Alors commença entre le souverain et le poète une lutte où le poète seul resta digne. L’interdit est jeté sur les œuvres théâtrales de Lemercier ; il se tait. On lui insinue qu’une prière de lui fera lever la défense ; il refuse de l’écrire. Exproprié d’une maison qui composait tout son patrimoine, on lui en fait attendre l’indemnité pendant plusieurs années ; il se tait ! On lui dit qu’un mot de sa main à l’empereur couperait court à tout retard ; il refuse de l’écrire. Il se réfugie à un cinquième étage, pauvre, vivant dans le travail, et ne sortant de sa retraite et de son silence que par quelques répliques à la Corneille. Un jour de réception aux Tuileries, où l’Institut avait été mandé, l’empereur aperçut, dans un angle du salon, Lemercier confondu avec ses confrères. Il écarte tout le monde d’un geste, va droit au poète et lui dit : « Hé bien ! Lemercier, quand me ferez-vous une belle tragédie ? ― J’attends, Sire », lui répond le poète. En 1812, à la veille de la campagne de Russie, ce mot ressemblait à une parole de prophète.
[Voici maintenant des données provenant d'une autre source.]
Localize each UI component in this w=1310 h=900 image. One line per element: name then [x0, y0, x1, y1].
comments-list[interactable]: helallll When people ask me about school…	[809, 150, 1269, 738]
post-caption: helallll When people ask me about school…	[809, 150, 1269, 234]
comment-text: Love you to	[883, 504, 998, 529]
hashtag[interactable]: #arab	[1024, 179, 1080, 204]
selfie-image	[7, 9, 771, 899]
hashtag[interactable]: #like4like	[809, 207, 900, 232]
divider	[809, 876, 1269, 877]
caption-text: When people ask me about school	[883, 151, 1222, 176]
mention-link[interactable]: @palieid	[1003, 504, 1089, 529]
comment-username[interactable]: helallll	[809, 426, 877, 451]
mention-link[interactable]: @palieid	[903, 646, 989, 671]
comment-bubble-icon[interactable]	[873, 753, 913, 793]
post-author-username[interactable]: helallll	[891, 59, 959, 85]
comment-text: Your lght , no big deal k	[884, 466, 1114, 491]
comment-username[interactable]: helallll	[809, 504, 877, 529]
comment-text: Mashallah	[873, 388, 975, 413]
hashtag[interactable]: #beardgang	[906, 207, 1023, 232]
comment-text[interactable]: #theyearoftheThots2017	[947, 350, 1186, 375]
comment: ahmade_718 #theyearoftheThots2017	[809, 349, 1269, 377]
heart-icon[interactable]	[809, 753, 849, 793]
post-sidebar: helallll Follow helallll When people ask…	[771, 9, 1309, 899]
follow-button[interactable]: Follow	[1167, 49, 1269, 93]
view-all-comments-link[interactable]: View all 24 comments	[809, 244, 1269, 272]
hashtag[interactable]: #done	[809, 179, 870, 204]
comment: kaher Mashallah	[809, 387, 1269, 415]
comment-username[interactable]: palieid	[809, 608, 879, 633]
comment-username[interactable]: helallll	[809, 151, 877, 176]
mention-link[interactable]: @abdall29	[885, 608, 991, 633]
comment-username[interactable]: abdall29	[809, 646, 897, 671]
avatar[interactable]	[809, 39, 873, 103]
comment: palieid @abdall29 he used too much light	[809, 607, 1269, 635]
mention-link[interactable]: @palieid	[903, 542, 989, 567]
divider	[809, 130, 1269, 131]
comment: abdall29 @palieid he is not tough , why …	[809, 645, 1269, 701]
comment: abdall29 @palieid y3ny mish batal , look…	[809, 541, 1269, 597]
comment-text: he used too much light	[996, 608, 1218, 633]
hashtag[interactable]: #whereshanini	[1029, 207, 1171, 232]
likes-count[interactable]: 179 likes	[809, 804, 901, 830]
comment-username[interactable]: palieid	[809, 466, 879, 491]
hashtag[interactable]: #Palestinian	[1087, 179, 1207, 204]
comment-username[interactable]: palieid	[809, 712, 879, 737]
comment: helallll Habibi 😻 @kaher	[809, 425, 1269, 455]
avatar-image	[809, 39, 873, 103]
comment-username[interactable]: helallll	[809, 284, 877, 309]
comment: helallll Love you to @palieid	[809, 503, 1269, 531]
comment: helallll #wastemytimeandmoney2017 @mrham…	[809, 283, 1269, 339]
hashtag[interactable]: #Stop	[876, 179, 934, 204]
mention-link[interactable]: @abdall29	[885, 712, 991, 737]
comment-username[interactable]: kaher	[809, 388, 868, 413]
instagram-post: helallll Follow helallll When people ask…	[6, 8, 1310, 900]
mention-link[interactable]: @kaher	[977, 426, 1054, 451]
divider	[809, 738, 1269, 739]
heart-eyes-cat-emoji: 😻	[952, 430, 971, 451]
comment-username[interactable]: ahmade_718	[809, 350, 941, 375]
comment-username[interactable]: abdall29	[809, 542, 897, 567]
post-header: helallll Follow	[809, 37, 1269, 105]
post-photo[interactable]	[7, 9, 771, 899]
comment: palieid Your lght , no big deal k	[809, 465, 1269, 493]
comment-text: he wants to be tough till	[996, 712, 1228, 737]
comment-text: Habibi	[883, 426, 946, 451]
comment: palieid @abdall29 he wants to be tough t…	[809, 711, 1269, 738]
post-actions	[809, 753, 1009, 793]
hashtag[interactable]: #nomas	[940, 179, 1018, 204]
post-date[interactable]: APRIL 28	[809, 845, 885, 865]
L’empire tombé, Lemercier poursuivit de ses sarcasmes l’alliance de l’impérialisme et du libéralisme. « Il y a des pactes, disait-il, que la liberté n’a pas le droit de faire. Quand elle s’allie avec le despotisme, que ce soit avec celui d’en bas ou avec celui d’en haut, elle se souille. » Cette persistance d’austère républicanisme contrastait tellement avec l’adoration monarchique et impériale qui se partageait la France, qu’on ne voulut voir dans ce patriotique ressentiment qu’une petite haine personnelle. Un jour vint qui montra bien que tout était grand dans cette grande âme. Ce jour-là ce fut le 21 mai 1821, quand retentit dans Paris cette parole : « L’empereur est mort ! » A cette nouvelle, Lemercier, saisi au cœur, fondit en larmes. Que pleurait-il donc ? Ce qu’il pleurait ? Ce n’était pas le mort de la veille, c’était le mort d’il y avait vingt-cinq ans ! ce n’était pas l’empereur, c’était le premier consul ! ce n’était pas Napoléon, c’était Bonaparte ! c’était son ami d’autrefois ; c’était le grand homme qu’il avait espéré pour la France ; c’était le Washington de génie qu’il avait rêvé ! De telles larmes suffisent à peindre un homme. Il fut pendant toute sa vie l’homme de ces larmes-là. A toutes ses actions se mêlait je ne sais quoi d’héroïque. Sa sincérité était absolue. Son dévouement était sans bornes. Son désintéressement touchait à la vertu. Il ne voulut jamais percevoir aucun droit de ses ouvrages, et tout ce qu’il a gagné, il l’a donné. « Je crois, comme Boileau, disait-il,

 
Qu’on peut sans crime
Tirer de ces écrits un profit légitime ;


mais, quant à moi, la plume me tomberait des mains si je me disais, en écrivant, que ma pensée me rapportera quelque chose. J’aurais toujours peur d’en arriver à penser pour gagner. » L’homme qui parlait ainsi a eu le droit de faire inscrire sur son tombeau cette simple et fière épitaphe :



CY GIT NÉPOMUCÈNE LEMERCIER

Il fut homme de bien et cultiva les lettres.